Dünya bir yemeğe benzetilirse ilk başta ondan baldan tatlı bir lezzet alabiliriz.ama hayatın sonuna yaklaştıkça her şey acılaşır,ayrılık acısı damarları sarar ve yaşamak yılan zehrinden daha acı hale gelir.
Güzel bir söz vardır, iyi İnsan olmak insanın dünyaya gönderilişinin kirasıdır diye.insan iyi olmakla lütfetmiş olmuyor,sadece varoluşunun gereğini yerine getiriyor.
Bir İnsan ne kadar zeki,eğitimli, yetenekli olursa olsun,kendine duyduğu körü körüne hayranlıktan kurtulmazsa içsel dönüşüm geçirmesi veya kendini bilmesi imkansızdır.
Mutsuz evlilikler yoktur,yanlış evlilikler vardır,çünkü bu evlilikler beceriksiz İnsanlar tarafından yapılmıştır,bu İnsanlar yeterince olgunlaşmamış,hasattan önce tarladan atılması gereken insanlardır.
İnsan bazen sabah uyandığında gerçeğin,birkaç solmuş çiçeğin bulunduğu,içine girilmeye hazır açık bir mezar gibi yatağın hemen kenarında olduğunu düşünüyor.

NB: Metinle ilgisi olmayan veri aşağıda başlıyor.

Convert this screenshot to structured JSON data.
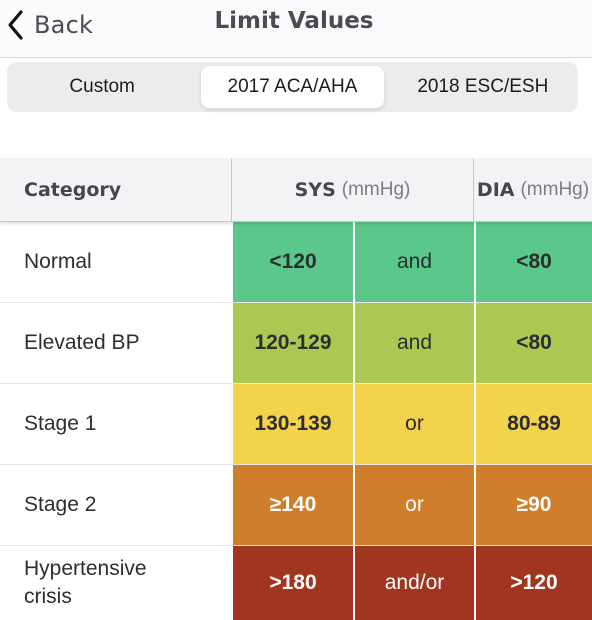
{
  "navbar": {
    "back_label": "Back",
    "title": "Limit Values"
  },
  "segments": {
    "items": [
      {
        "label": "Custom",
        "active": false
      },
      {
        "label": "2017 ACA/AHA",
        "active": true
      },
      {
        "label": "2018 ESC/ESH",
        "active": false
      }
    ]
  },
  "table": {
    "headers": {
      "category": "Category",
      "sys": "SYS",
      "sys_unit": "(mmHg)",
      "dia": "DIA",
      "dia_unit": "(mmHg)"
    },
    "rows": [
      {
        "category": "Normal",
        "sys": "<120",
        "operator": "and",
        "dia": "<80",
        "color": "#5ac88a",
        "text_color": "#2c2e33"
      },
      {
        "category": "Elevated BP",
        "sys": "120-129",
        "operator": "and",
        "dia": "<80",
        "color": "#abc952",
        "text_color": "#2c2e33"
      },
      {
        "category": "Stage 1",
        "sys": "130-139",
        "operator": "or",
        "dia": "80-89",
        "color": "#f4d24c",
        "text_color": "#2c2e33"
      },
      {
        "category": "Stage 2",
        "sys": "≥140",
        "operator": "or",
        "dia": "≥90",
        "color": "#d07d2c",
        "text_color": "#ffffff"
      },
      {
        "category": "Hypertensive crisis",
        "sys": ">180",
        "operator": "and/or",
        "dia": ">120",
        "color": "#a2351f",
        "text_color": "#ffffff"
      }
    ]
  }
}
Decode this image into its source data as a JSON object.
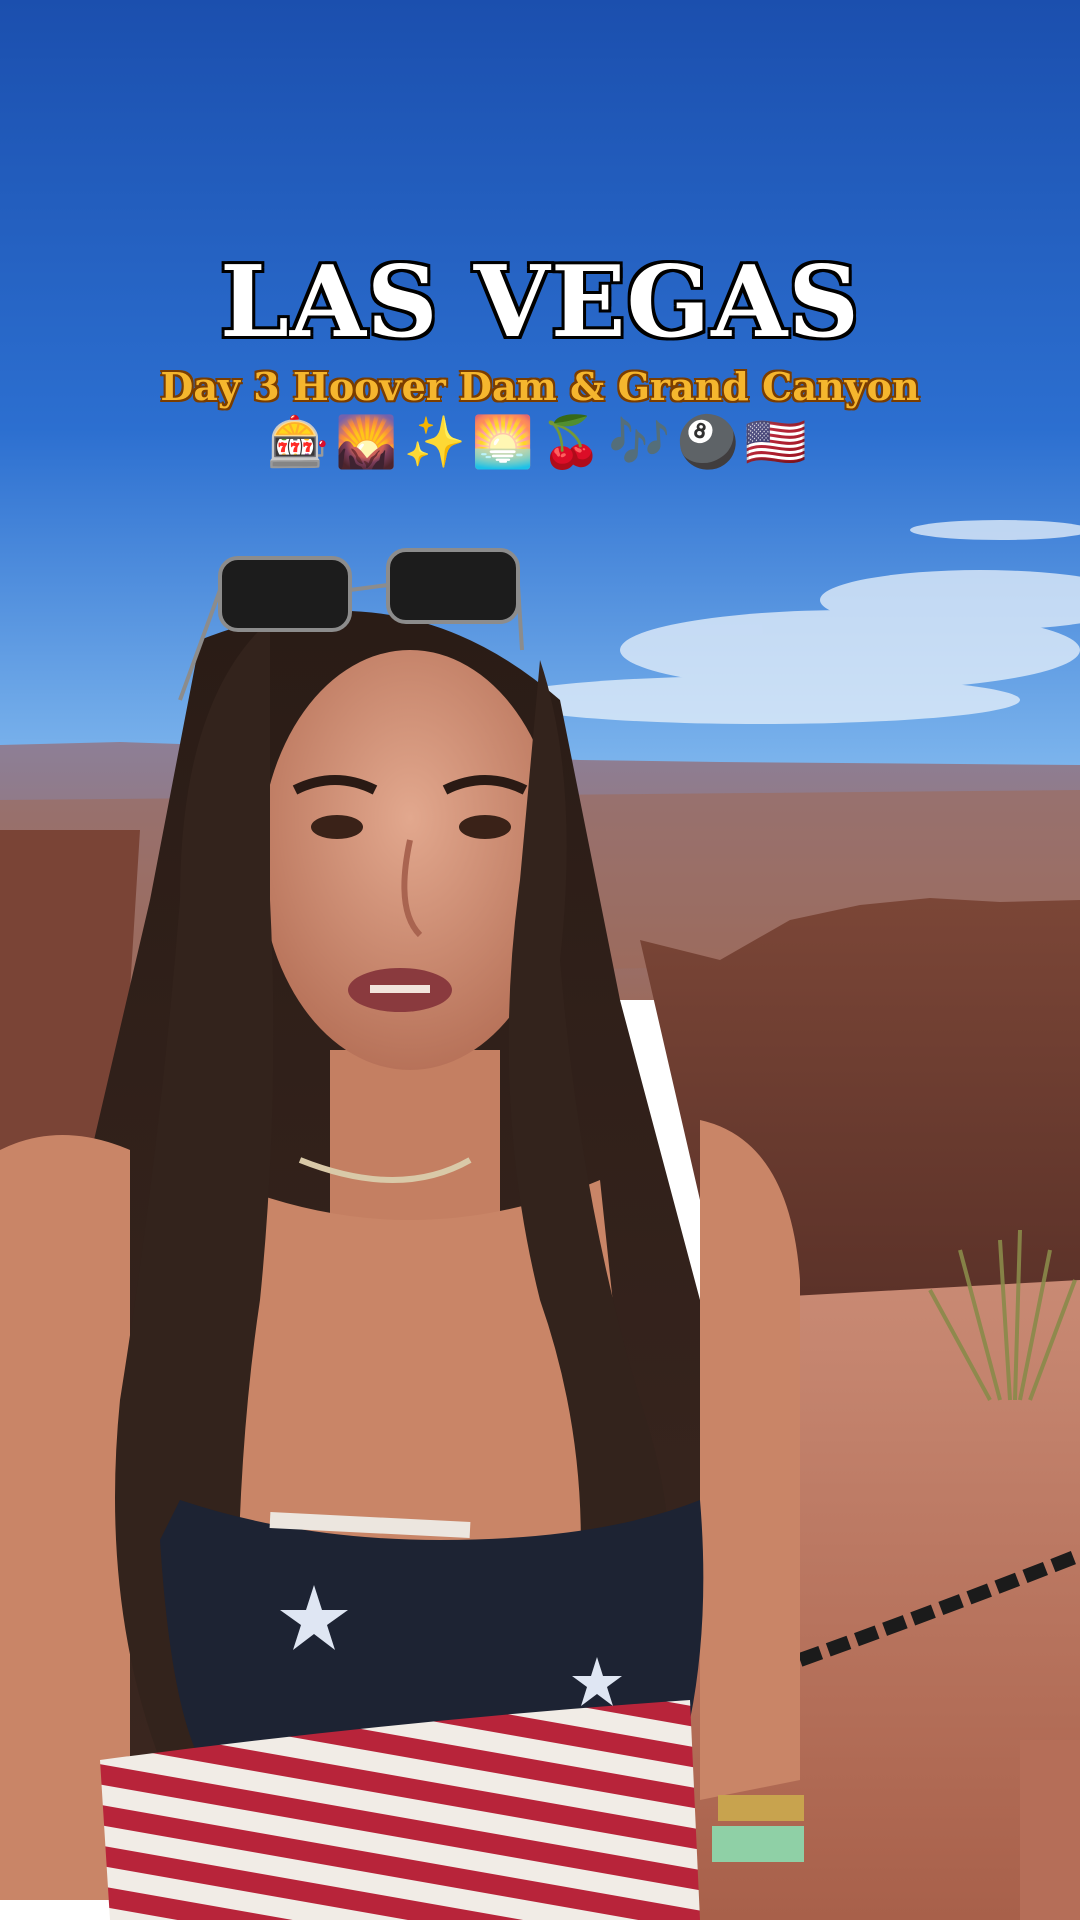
{
  "overlay": {
    "title": "LAS VEGAS",
    "subtitle": "Day 3 Hoover Dam & Grand Canyon",
    "emojis": "🎰🌄✨🌅🍒🎶🎱🇺🇸"
  },
  "scene": {
    "description_colors": {
      "sky_top": "#1c56b4",
      "sky_bottom": "#5aa2e6",
      "canyon": "#8a5a4a",
      "rock_ground": "#c9826b",
      "hair": "#2a1d17",
      "top_navy": "#1d2333",
      "stripe_red": "#b8243a",
      "stripe_white": "#f1ece6"
    }
  }
}
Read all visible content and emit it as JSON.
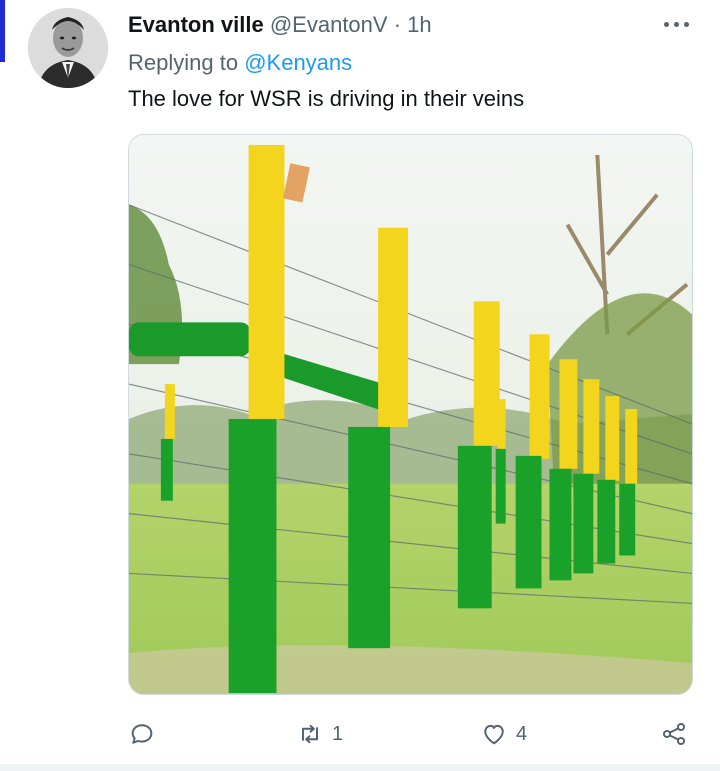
{
  "tweet": {
    "display_name": "Evanton ville",
    "handle": "@EvantonV",
    "separator": "·",
    "time": "1h",
    "replying_prefix": "Replying to",
    "replying_to": "@Kenyans",
    "text": "The love for WSR is driving in their veins"
  },
  "media": {
    "description_icon": "photo",
    "colors": {
      "post_yellow": "#f2d51c",
      "post_green": "#19a12a",
      "grass": "#a7cf4f",
      "sky": "#eef3ee"
    }
  },
  "actions": {
    "reply": {
      "icon": "comment-icon",
      "count": ""
    },
    "retweet": {
      "icon": "retweet-icon",
      "count": "1"
    },
    "like": {
      "icon": "heart-icon",
      "count": "4"
    },
    "share": {
      "icon": "share-icon"
    }
  },
  "icons": {
    "more": "more-dots-icon"
  }
}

Bazı insanlar maddeye çok düşkünlük gösterdiklerinden manadan uzaklaşıyor,bazıları da maddeyi önemsiz bulduklarından veya sahip olamadıklarında mana kapısını aralıyorlar
İnsan hiç beklemediği anda beklemediğine yenilir
Beklenmedik olandan alır en ağır yaralarını
Çünkü İnsan, düşmanına kaşı savunma halindedir
Yakınlarına karşı savunmasızdır.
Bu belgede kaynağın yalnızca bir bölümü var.